'Cocaine was likely trigger of abnormal heart rhythm'
GERRY Ryan had traces of opiates, cocaine and alcohol in his body at the time of his death.
Pathologist Dr Eamon Leen said a post mortem showed the broadcaster had died from an abnormal heart rhythm which was likely to have been triggered by cocaine.
Dr Leen, who gave evidence via video link, said he had "cocaethylene" in his system, which is produced when cocaine and alcohol are mixed.
"Even though the cocaine level was quite low, the by-product can have a delayed toxic effect," he said.
"There is a lot of concern about cocaethylene, cocaine and alcohol. If alcohol is taken before (the cocaine), it causes a greater surge.
"Some studies show that an alcohol and cocaine combination is 25pc more dangerous."
He said Mr Ryan also had Levamisole, a veterinary medicine commonly used to "cut" cocaine, in his system. Over-the-counter codeine, an opiate, was found in a small quantity.

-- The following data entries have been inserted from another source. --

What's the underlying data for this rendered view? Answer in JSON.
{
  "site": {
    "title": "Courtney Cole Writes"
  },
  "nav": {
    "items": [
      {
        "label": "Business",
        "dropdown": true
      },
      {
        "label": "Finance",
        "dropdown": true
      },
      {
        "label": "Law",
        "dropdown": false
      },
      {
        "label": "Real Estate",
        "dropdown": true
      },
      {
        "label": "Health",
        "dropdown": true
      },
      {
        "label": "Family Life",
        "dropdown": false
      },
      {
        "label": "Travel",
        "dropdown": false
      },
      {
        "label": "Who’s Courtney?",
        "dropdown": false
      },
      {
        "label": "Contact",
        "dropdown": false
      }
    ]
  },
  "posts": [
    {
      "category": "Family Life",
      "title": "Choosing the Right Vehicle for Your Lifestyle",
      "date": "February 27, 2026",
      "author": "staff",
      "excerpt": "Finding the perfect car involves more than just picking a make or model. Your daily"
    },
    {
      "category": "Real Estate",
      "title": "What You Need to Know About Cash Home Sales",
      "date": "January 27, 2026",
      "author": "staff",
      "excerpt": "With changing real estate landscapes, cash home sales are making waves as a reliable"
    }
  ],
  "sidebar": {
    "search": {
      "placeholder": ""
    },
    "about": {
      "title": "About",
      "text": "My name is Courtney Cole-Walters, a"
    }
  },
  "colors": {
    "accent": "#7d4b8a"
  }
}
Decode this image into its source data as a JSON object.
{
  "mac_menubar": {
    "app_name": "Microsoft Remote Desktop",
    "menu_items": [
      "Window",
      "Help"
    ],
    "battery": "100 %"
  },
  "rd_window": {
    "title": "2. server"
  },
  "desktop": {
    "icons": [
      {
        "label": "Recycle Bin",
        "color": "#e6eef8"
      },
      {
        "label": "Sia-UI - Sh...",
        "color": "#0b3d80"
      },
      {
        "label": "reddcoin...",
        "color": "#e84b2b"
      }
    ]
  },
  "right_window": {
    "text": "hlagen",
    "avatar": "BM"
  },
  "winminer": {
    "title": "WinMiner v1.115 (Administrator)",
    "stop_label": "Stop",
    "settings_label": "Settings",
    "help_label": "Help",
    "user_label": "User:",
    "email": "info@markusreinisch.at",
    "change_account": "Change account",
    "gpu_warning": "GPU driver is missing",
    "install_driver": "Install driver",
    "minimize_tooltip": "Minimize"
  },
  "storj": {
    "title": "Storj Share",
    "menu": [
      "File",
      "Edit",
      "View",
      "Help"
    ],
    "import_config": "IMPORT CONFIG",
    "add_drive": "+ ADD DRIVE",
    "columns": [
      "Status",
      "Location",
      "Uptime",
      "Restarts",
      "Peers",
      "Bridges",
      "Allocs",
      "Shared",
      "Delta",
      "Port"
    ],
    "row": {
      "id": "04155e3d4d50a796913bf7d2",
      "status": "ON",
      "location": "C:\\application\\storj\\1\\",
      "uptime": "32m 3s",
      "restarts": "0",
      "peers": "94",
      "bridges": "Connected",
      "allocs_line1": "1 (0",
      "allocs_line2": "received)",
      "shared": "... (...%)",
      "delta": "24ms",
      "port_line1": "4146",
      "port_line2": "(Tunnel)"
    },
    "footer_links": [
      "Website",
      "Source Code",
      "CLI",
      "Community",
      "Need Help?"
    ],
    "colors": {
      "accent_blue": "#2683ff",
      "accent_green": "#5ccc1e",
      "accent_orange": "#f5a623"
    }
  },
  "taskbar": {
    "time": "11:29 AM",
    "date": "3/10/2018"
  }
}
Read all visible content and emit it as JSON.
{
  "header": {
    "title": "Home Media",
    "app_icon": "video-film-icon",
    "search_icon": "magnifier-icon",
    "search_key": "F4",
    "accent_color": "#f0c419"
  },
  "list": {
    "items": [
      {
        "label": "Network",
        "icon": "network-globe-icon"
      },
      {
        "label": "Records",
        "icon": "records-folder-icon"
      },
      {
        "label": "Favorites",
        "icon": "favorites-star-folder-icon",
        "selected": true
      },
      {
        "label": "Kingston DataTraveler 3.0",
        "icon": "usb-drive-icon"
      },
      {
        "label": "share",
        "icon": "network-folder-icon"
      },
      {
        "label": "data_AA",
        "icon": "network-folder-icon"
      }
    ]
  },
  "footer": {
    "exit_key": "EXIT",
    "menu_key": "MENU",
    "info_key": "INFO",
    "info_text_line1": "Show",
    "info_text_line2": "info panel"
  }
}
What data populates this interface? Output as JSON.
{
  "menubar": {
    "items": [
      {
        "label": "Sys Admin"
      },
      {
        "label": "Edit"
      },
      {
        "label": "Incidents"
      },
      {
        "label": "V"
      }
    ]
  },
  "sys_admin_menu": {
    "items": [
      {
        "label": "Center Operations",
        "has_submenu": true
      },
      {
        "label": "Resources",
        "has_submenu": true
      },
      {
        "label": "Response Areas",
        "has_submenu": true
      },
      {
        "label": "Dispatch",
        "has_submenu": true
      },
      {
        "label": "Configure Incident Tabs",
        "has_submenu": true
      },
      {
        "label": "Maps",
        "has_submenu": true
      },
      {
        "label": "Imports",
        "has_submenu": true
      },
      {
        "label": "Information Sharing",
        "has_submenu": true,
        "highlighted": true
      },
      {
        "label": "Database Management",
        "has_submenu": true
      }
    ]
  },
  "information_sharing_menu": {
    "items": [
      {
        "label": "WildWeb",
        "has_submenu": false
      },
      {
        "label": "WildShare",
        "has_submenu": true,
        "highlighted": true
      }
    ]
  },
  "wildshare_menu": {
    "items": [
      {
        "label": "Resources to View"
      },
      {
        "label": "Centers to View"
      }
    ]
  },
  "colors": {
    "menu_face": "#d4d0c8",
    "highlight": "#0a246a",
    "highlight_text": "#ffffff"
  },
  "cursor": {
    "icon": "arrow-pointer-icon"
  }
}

Dr Leen explained that Mr Ryan had fibrosis in the heart -- an abnormal thickening of the heart valves. He said this is usually the result of heart disease but "not in this case".
He said there were two possibilities, another being viral myocarditis, which causes the heart muscle to enlarge.
"The other explanation is more likely," he said, adding that a history of cocaine use can cause the heart damage.
But under questioning by Brendan Grehan SC, on behalf of Mrs Ryan, Dr Leen said unless there was a history of cocaine use, he "couldn't make a determination between the two".
Coroner Dr Brian Farrell said: "The cause of death... was cardiac arrhythmia, with the use of cocaine as a significant risk factor."
He recorded a verdict of death by misadventure with a "number of risk factors" leading to Mr Ryan's death.